The SAP Risk & Compliance Expert is responsible for leading the implementation and optimization of SAP Risk Management and SAP Process Control solutions to support enterprise governance, operational risk, and regulatory compliance objectives. This role includes managing risk and control frameworks, automating compliance processes, and integrating SAP's risk and control content with core business systems.

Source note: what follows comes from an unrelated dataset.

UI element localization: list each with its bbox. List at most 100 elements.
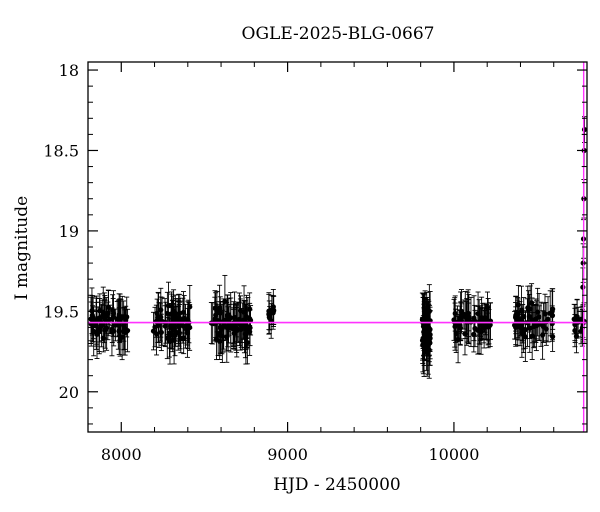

The expert will collaborate with audit, internal control, IT, and business process owners to configure risk and control libraries, define business rules, set up control monitoring, and ensure effective documentation and remediation tracking. Experience with the SAP GRC suite (focusing on Risk Management and Process Control), control automation, and reporting is essential.

Responsibilities:

• Lead delivery of SAP Risk Management and Process Control solutions
• Define and configure risk assessment methodologies, scoring models, and mitigation actions
• Build and manage control libraries, organizational hierarchies, and policy assignments
• Set up automated control monitoring using SAP Process Control (CCM)
• Integrate SAP Risk & Compliance with SAP ECC/S/4HANA and GRC Access Control
• Manage compliance workflows for testing, certification, issue management, and remediation
• Align risk management processes with corporate governance and regulatory standards (SOX, GDPR, ISO 27001)
• Develop dashboards, reports, and KPIs for risk visibility and compliance tracking
• Support internal/external audits and provide evidence of control effectiveness
• Conduct training, stakeholder engagement, and knowledge transfer sessions

Mandatory Skills:

• Education & Certifications:

  • Bachelor's degree in Risk Management, Information Systems, Accounting, or related field
  • SAP Certified Application Associate - SAP Risk Management or Process Control preferred
  • Certifications in audit, compliance, or security (e.g., CISA, CRISC, ISO 27001 Lead Auditor) are a strong plus
  • Project Management certification (PMP or equivalent) preferred

• Experience:

  • 4-12 years of experience in risk, compliance, or internal controls management
  • At least 3-5 years implementing SAP Process Control and/or SAP Risk Management
  • Experience with regulatory compliance programs (SOX, GDPR, HIPAA, etc.)
  • Exposure to enterprise control frameworks such as COSO, COBIT, or ISO

• Technical & Functional Skills:

  • Deep knowledge of:
    • SAP Process Control: Control automation, workflow, issue remediation, testing
    • SAP Risk Management: Risk catalogs, scoring, reporting, mitigation tracking
  • Experience integrating with SAP ECC, S/4HANA, GRC Access Control, and BW
  • Understanding of automated controls via configuration tables, change logs, and business rules
  • Familiarity with BRF+ rules, MSMP workflows, and audit trail tracking
  • Ability to work with both functional and technical stakeholders on compliance and system integration

Commitment to Diversity:
The company is committed to fostering an inclusive environment where everyone can thrive. Our work model prioritizes in-person collaboration while offering flexibility to support wellbeing, productivity, individual work styles, and life circumstances.